These days, pop stars send emails and use social media. But the Beatles sent each other postcards — and now Ringo Starr has published the words of wisdom that fell through his letterbox

THE SUNDAY TIMES (COVER STORY), 2004

Shortly before his death, asked by Playboy about the meanings of his lyrics – as if a nudie mag really gave a damn – John Lennon used an analogy. Writing and recording songs, he said, was like “sending postcards”, giving people a brief, snapshot insight into his life at a specific moment. What the ex-Beatle didn’t reveal is that he was a prolific sender of real postcards, too. They usually didn’t say a great deal – they were the mobile-phone text messages of their day – but it was the thought that counted. Holidaying in Japan with his wife Yoko Ono and their baby Sean in 1977, Lennon sent a card to his Aunt Mimi, the woman who had raised him, saying only: “Mimi, Are up in the mountains, really very nice.”

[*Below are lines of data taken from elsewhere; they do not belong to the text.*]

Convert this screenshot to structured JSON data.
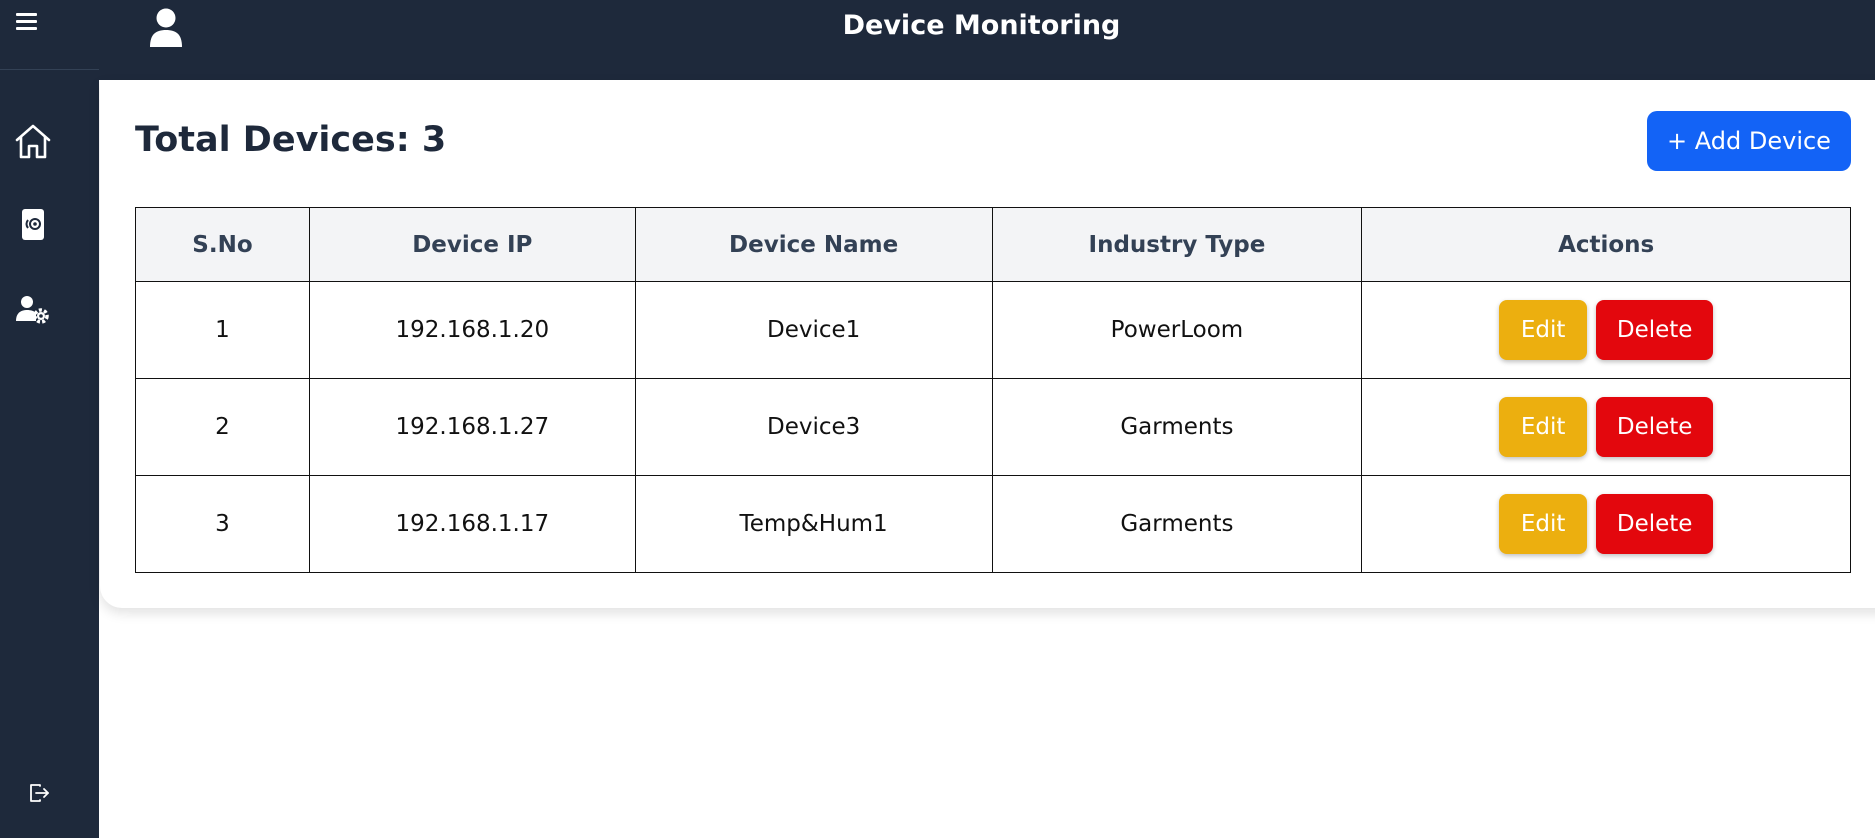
{
  "header": {
    "title": "Device Monitoring"
  },
  "sidebar": {
    "icons": [
      "menu-icon",
      "home-icon",
      "device-icon",
      "user-settings-icon",
      "logout-icon"
    ]
  },
  "main": {
    "heading": "Total Devices: 3",
    "add_button": "+ Add Device"
  },
  "table": {
    "headers": [
      "S.No",
      "Device IP",
      "Device Name",
      "Industry Type",
      "Actions"
    ],
    "rows": [
      {
        "sno": "1",
        "ip": "192.168.1.20",
        "name": "Device1",
        "industry": "PowerLoom"
      },
      {
        "sno": "2",
        "ip": "192.168.1.27",
        "name": "Device3",
        "industry": "Garments"
      },
      {
        "sno": "3",
        "ip": "192.168.1.17",
        "name": "Temp&Hum1",
        "industry": "Garments"
      }
    ],
    "edit_label": "Edit",
    "delete_label": "Delete"
  },
  "colors": {
    "sidebar_bg": "#1e293b",
    "primary": "#1363f6",
    "edit": "#ecaf0f",
    "delete": "#e3070d"
  }
}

Ringo happened to mention that he loved postcards, and he was soon on the receiving end of sackfuls of holiday correspondence

He wrote a lot of postcards to Ringo Starr. He sent them during the 1960s, when they were both part of the world’s greatest pop band, and during the 1970s, after business wrangles had torn the band apart. Starr was also the serial recipient of cards from his old friends Paul McCartney and George Harrison. He’d happened to mention that he loved postcards – and, just as audiences threw volleys of sweets after they heard George was partial to jelly babies, the drummer was soon on the receiving end of sackfuls of holiday correspondence. John, Paul and George enjoyed shopping for postcards (as the photograph below confirms), and they loved sending them to Ringo.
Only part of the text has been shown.